The Lofts of SoHo serves as a reminder that this strategy, with its roots in the “lofts of SoHo,” has been taken up and reapplied in modern cities around the globe (one only has to think of Richard Florida’s concept of the “creative class”), creating a blueprint for the redevelopment of post-industrial cities, more often than not also leading to the gentrification of these spaces. The history of SoHo might serve as a cautionary tale to similar post-industrial cities of today about the dangers of unregulated rental markets and urban development. Or, as one local artist remarked in the mid-1970s, commenting on the quickly-rising popularity of a redeveloped SoHo with city politicians, non-artists and tourists: “Oh God, this is the beginning of the end! And, it was, fact” (p. 157).

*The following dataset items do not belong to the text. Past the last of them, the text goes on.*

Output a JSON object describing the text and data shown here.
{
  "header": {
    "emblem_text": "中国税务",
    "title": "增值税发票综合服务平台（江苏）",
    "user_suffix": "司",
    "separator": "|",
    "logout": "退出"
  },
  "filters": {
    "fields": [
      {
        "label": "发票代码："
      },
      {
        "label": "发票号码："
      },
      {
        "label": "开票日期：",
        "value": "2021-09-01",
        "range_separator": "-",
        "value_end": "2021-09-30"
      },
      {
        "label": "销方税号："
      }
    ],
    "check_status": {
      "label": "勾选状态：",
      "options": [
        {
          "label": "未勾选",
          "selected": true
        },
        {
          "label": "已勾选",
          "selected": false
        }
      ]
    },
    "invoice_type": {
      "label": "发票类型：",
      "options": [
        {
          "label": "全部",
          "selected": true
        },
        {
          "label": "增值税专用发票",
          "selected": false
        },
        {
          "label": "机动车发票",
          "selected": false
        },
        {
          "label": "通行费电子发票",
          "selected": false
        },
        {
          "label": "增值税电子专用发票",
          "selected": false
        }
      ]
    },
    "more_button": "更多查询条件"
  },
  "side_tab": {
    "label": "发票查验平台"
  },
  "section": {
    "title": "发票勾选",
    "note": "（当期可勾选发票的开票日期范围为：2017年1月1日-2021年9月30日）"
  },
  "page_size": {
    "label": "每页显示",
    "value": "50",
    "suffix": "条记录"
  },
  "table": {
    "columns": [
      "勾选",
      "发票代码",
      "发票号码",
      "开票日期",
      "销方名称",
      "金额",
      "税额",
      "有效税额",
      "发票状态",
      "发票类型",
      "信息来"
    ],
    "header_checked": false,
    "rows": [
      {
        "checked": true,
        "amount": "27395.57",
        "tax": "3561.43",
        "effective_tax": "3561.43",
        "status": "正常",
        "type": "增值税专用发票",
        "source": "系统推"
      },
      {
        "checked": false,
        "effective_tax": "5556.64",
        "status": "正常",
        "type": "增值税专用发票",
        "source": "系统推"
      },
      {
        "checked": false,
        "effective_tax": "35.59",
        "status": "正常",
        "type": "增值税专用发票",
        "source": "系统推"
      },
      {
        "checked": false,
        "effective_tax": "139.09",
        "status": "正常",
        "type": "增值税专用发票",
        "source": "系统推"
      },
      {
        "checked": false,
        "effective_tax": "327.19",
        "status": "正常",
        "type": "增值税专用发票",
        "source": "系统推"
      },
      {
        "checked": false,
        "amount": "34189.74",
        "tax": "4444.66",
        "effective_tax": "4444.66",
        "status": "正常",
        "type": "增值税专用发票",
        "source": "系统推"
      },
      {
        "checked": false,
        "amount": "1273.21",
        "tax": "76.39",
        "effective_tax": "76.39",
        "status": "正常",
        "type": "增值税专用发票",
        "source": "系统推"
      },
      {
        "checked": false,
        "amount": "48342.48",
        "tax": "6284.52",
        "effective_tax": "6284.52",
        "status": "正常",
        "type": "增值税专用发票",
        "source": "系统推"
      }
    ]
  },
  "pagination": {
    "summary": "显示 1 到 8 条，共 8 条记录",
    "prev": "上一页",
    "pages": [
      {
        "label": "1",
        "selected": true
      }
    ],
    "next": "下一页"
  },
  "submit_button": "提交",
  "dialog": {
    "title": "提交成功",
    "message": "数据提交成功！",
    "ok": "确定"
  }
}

The achievement and strength of Shkuda’s book lies in its very detailed account of the history of artist-led urban redevelopment and eventual gentrification in SoHo. Even though the book could have benefitted from some more elaborate remarks on the history and the concept of gentrification, which are relegated mainly to a couple of pages in the introduction, and thus The Lofts of SoHo might not change the conversation on New York City gentrification, it certainly infuses and deepens the conversation about it with an impressive amount of historical detail and argumentative clarity.


German Abstract

„Der Anfang vom Ende“. The Lofts of SoHo und die Rolle der Künstler_innen in der Frühzeit der Gentrifizierung in New York

Aaron Shkudas The Lofts of SoHo erzählt vom Wandel des New Yorker Stadtteils SoHo in den Jahren zwischen 1950 und 1980 vom angeschlagenen innerstädtischen Industrieviertel zur florierenden Künstlerhochburg. Dieser Wandel bildete die Vorstufe zum durch und durch gentrifizierten Raum, den SoHo heute darstellt. Shkuda’s Monographie fokussiert dabei vor allem die Rolle, die Künstler_innen in der Wandlung des Stadtteils spielten und analysiert wie diese, gemeinsam mit und gegen andere politische und wirtschaftliche Interessen, zu großen Teilen für SoHos Entwicklung während und nach dessen Deindustrialisierung verantwortlich zeichneten. Indem es die Umwandlung und die sich anschließende Gentrifizierung SoHos in großer Detailfülle und struktureller Klarheit nachzeichnet, leistet The Lofts of SoHo trotz seines historischen Fokus einen substantiellen Beitrag zur aktuellen US-Amerikanischen Stadt- und Gentrifizierungsforschung.